Please join Yale Chemistry for a thesis seminar with Ruiqi (Rachel) Yang, Pfefferle Group.

Title: Strain Engineering in Confined Graphene Oxide Systems: Implications for Catalysis and Superconductivity

Summary: Nanoscale confinement offers a powerful strategy for controlling material behavior by restricting geometry, modifying local bonding environments, and generating strain that is difficult to access in bulk systems. This thesis investigates graphene-based confinement architectures as tunable platforms for strain-mediated catalysis and high-pressure materials stabilization. Two major systems are examined: sulfur-linked graphene oxide nanosheets and graphene oxide nanoscrolls. Through structural characterization, Raman spectroscopy, high-pressure studies, and catalytic testing, this work demonstrates that confinement geometry and nanoparticle identity can strongly influence the strain state of graphene oxide hosts. In catalytic CO2 hydrogenation, these strain differences correlate with distinct product pathways, with NiO confined in graphene oxide nanoscrolls favoring ethylene formation and NiO confined in sulfu-linked graphene oxide favoring ethane formation.
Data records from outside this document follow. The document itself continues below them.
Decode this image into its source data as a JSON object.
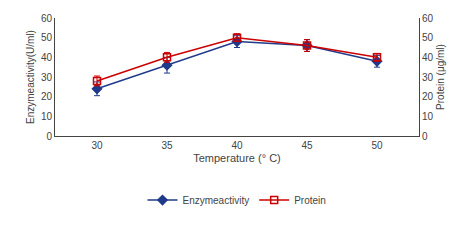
{
  "chart_data": {
    "type": "line",
    "x": [
      30,
      35,
      40,
      45,
      50
    ],
    "xlabel": "Temperature (° C)",
    "ylabel": "Enzymeactivity(U/ml)",
    "y2label": "Protein (μg/ml)",
    "xlim": [
      27,
      53
    ],
    "xticks": [
      30,
      35,
      40,
      45,
      50
    ],
    "ylim": [
      0,
      60
    ],
    "yticks": [
      0,
      10,
      20,
      30,
      40,
      50,
      60
    ],
    "y2lim": [
      0,
      60
    ],
    "y2ticks": [
      0,
      10,
      20,
      30,
      40,
      50,
      60
    ],
    "grid": false,
    "legend": "bottom",
    "series": [
      {
        "name": "Enzymeactivity",
        "color": "#1f3a8a",
        "marker": "diamond",
        "values": [
          24,
          36,
          48,
          46,
          38
        ],
        "error": [
          3.5,
          4,
          3,
          3,
          3
        ]
      },
      {
        "name": "Protein",
        "color": "#cc0000",
        "marker": "square-open",
        "axis": "y2",
        "values": [
          28,
          40,
          50,
          46,
          40
        ],
        "error": [
          2.5,
          2.5,
          2,
          3,
          2
        ]
      }
    ]
  }
}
In high-pressure studies, graphene oxide confinement further enables the formation and partial retention of metastable sulfur-containing phases and nanoparticle composites after decompression. Together, these findings establish strain-in-confinement as a useful design principle for tuning reaction selectivity and stabilizing functional materials. Future directions include comparing strain generation across linked nanosheet and nanoscroll geometries, tuning host strain through nanoparticle identity, extending strain-controlled catalysis to reactions such as ammonia synthesis, and exploring boron nitride nanoscrolls as more thermally robust confinement hosts.